Miller was not the only analyst taking a wary view Monday of the proposed acquisition; S&P Equity Research analyst Kevin Cole said that while the deal is likely to be completed, it will probably happen at a reduced price because of Countrywide's credit losses. Cole for the moment still assumes a $6 price target for Countrywide.

But as upsetting as those commentaries may have been to the bondholders, especially coming on top of Friday's news about B of A's own warnings on Countrywide's debt, the bonds got their second wind and came off the lows to finish Monday essentially unchanged, probably helped by B of A's own assertions that is plans to go through with the deal and no indication that it plans to renegotiate. While B of A confirmed on Monday that it has stepped up its scrutiny of Countrywide's finances and the underwriting practices for some loans, a B of A spokesman, Bob Stickler, said that "the transaction is on track to close as agreed to in the third quarter."

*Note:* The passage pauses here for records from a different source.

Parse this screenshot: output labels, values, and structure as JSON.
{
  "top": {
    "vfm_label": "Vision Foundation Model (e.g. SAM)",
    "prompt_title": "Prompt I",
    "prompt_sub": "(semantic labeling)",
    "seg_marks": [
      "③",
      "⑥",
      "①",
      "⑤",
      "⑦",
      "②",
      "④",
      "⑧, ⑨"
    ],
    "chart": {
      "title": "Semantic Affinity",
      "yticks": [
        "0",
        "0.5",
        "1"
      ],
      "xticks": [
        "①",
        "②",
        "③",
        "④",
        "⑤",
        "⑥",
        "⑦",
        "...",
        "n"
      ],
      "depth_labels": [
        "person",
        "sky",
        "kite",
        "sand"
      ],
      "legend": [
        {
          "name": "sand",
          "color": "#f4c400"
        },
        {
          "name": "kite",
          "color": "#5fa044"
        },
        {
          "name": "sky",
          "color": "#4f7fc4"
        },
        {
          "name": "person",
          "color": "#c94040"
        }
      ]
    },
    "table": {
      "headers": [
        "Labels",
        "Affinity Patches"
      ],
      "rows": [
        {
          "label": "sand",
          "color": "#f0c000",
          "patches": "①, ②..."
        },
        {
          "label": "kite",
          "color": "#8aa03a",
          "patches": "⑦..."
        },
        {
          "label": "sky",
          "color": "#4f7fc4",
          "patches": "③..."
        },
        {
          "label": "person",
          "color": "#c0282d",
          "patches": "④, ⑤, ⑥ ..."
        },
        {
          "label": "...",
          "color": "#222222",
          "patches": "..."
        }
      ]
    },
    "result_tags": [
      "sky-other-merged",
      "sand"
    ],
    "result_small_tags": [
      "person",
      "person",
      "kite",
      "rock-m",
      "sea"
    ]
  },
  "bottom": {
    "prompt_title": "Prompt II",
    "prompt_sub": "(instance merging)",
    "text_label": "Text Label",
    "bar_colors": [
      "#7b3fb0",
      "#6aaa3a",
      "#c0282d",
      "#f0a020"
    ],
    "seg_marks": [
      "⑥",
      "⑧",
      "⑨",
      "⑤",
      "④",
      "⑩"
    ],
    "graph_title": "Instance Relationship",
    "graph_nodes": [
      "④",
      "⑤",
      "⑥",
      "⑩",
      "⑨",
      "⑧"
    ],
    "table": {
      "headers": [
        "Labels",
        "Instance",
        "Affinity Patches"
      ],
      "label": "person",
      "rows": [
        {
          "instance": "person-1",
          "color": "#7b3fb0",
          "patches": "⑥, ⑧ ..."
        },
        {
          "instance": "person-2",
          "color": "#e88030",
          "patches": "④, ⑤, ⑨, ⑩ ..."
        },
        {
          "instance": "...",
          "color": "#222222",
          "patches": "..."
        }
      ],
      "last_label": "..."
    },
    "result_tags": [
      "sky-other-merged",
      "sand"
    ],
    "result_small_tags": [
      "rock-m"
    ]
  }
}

Hovnanian gains on cash projections

Elsewhere, a trader saw Hovnanian Enterprises' bonds "up a couple of points" as the company released improved cash-flow guidance, quoting the 6¼% notes due 2016 and the 6 3/8% notes due 2014 each at 72 bid, 74 offered. Another market source saw the latter bonds at 73 bid, up 2½ points, while the 61/4s were at 72.625, up 1 5/8 points.

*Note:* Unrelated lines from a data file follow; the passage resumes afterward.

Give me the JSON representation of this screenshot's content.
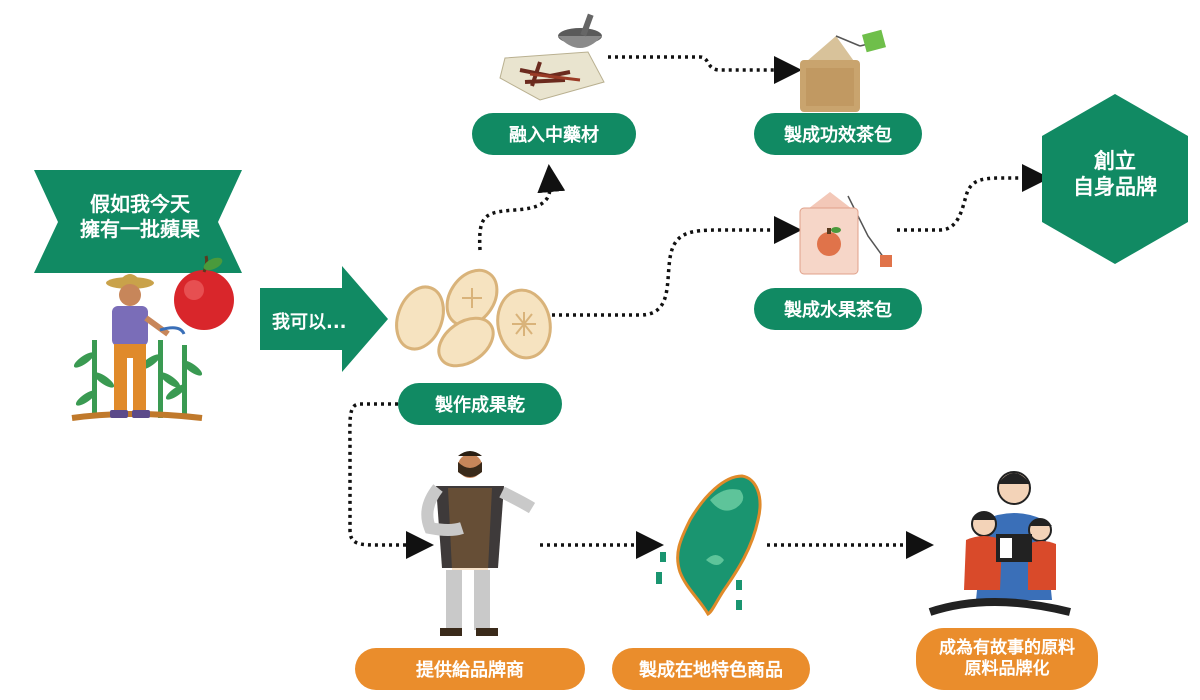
{
  "colors": {
    "green": "#118a63",
    "orange": "#ea8d2c",
    "arrow": "#111111"
  },
  "start": {
    "line1": "假如我今天",
    "line2": "擁有一批蘋果"
  },
  "arrow_label": "我可以...",
  "nodes": {
    "dried_fruit": "製作成果乾",
    "herbal_medicine": "融入中藥材",
    "herbal_teabag": "製成功效茶包",
    "fruit_teabag": "製成水果茶包",
    "brand": {
      "line1": "創立",
      "line2": "自身品牌"
    },
    "supply_brands": "提供給品牌商",
    "local_product": "製成在地特色商品",
    "story_material": {
      "line1": "成為有故事的原料",
      "line2": "原料品牌化"
    }
  }
}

While Hovnanian said that it expects higher charges against earnings in the fiscal second-quarter ended April 30 - anywhere from $225 million to $275 million related to the reduced value of the builder's land and inventory - it also said that full-year cash flow should come in at $300 million, up sharply from the $100 million that it forecast in December.

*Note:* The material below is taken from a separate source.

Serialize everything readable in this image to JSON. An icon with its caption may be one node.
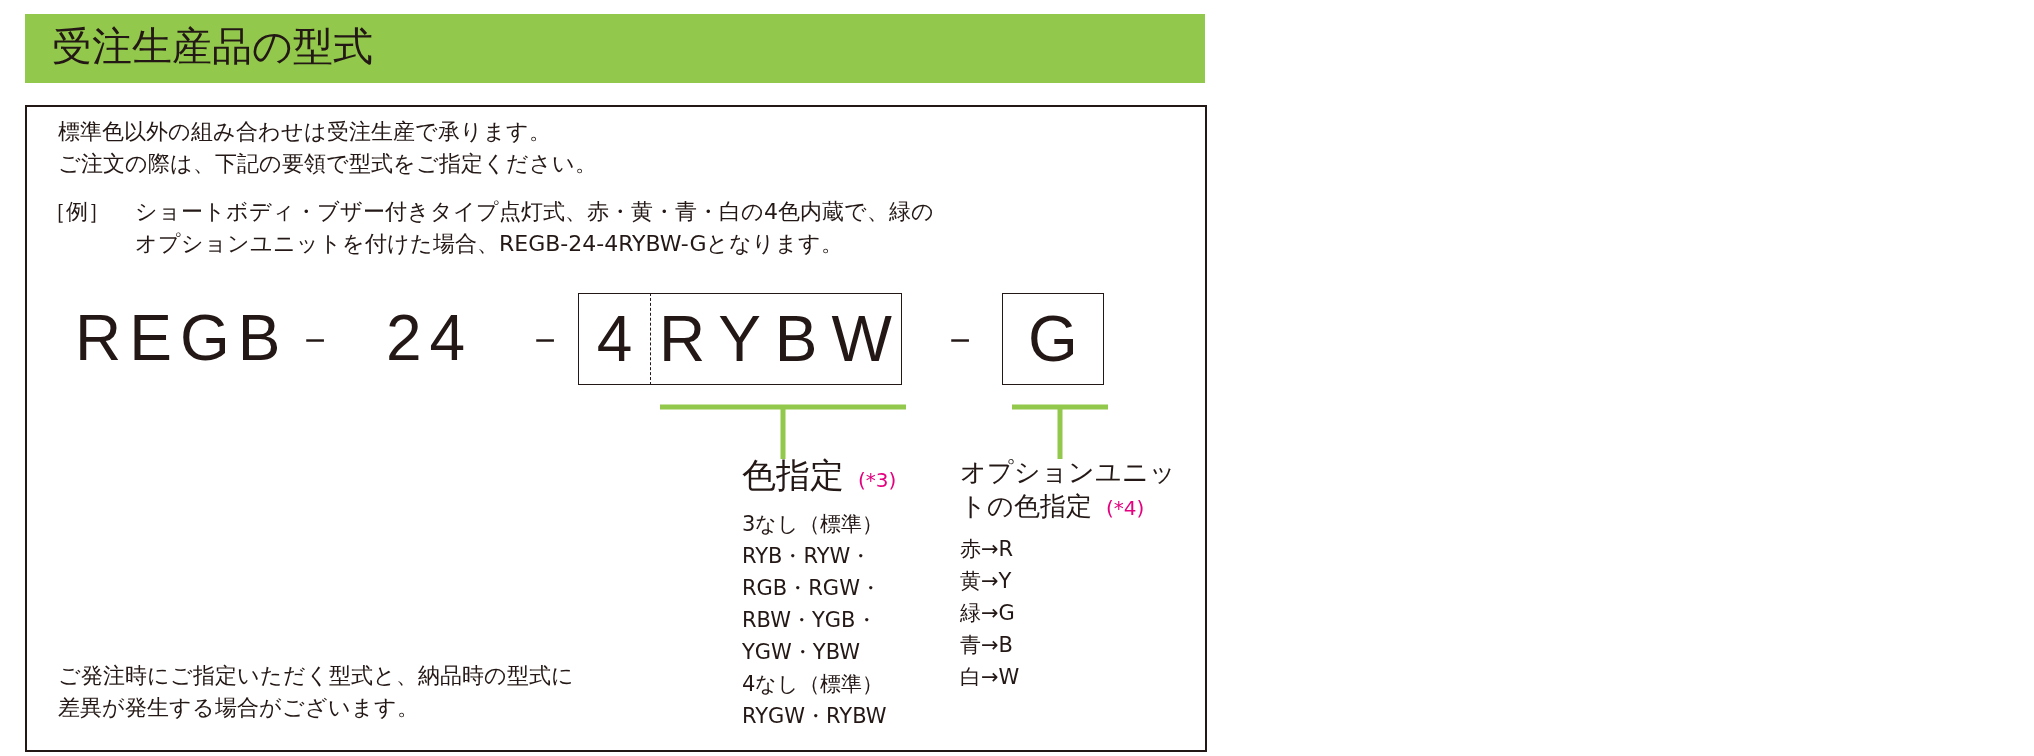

The company said that it Hovnanian said it achieved positive cash flow in the fiscal second quarter - a quarter earlier than it originally expected - citing a reduction in its inventory investment levels.

Pilgrim's Pride pummeled

The numbers were not so kind, however, to Pilgrim's Pride, as the Pittsburg, Tex.-based poultry producer posted a wider fiscal second-quarter loss and predicted it would not return to profitability until next year. Its 8 3/8% notes due 2017 were seen finishing up around 86.75 bid, down from Friday levels as high as 90, while its 7 5/8% notes due 2015 slipped to 90 bid, 92 offered from around 94 on Friday, "so they're down a couple" points, a trader said.

The company lost $111.5 million, or $1.67 per share, in the three months ended March 29 - considerably wider than its year-ago red ink of $40.1 million, or 60 cents per share. Excluding one-time charges and other special items, it lost $1.50 per share - nearly double the roughly 80 cents per share Wall Street had been expecting.

Sprint trades actively

A market source saw active trading in wireless operator Sprint's bonds, following their downgrade to BB from investment grade late last week by S&P. That leaves the bonds at junk status at both S&P and Fitch ratings, which rates the Sprint Capital financing subsidiary's debt at BB, thus forcing some high-grade portfolios to get out of the name. Only Moody's Investors Service keeps the Sprint bonds at investment grade - for now - at Baa3.

The source saw the debt all over the place, with its 8¾% bonds due 2032 up some 4 points at 92.5 bid, but its 8 3/8% notes due 2012 off more than 3 points around 96.

Another trader saw its 6% notes due 2016 get as low as 83 before finally ending the day at 84, down 1½ points, commenting that the bonds "got weaker as the day went on."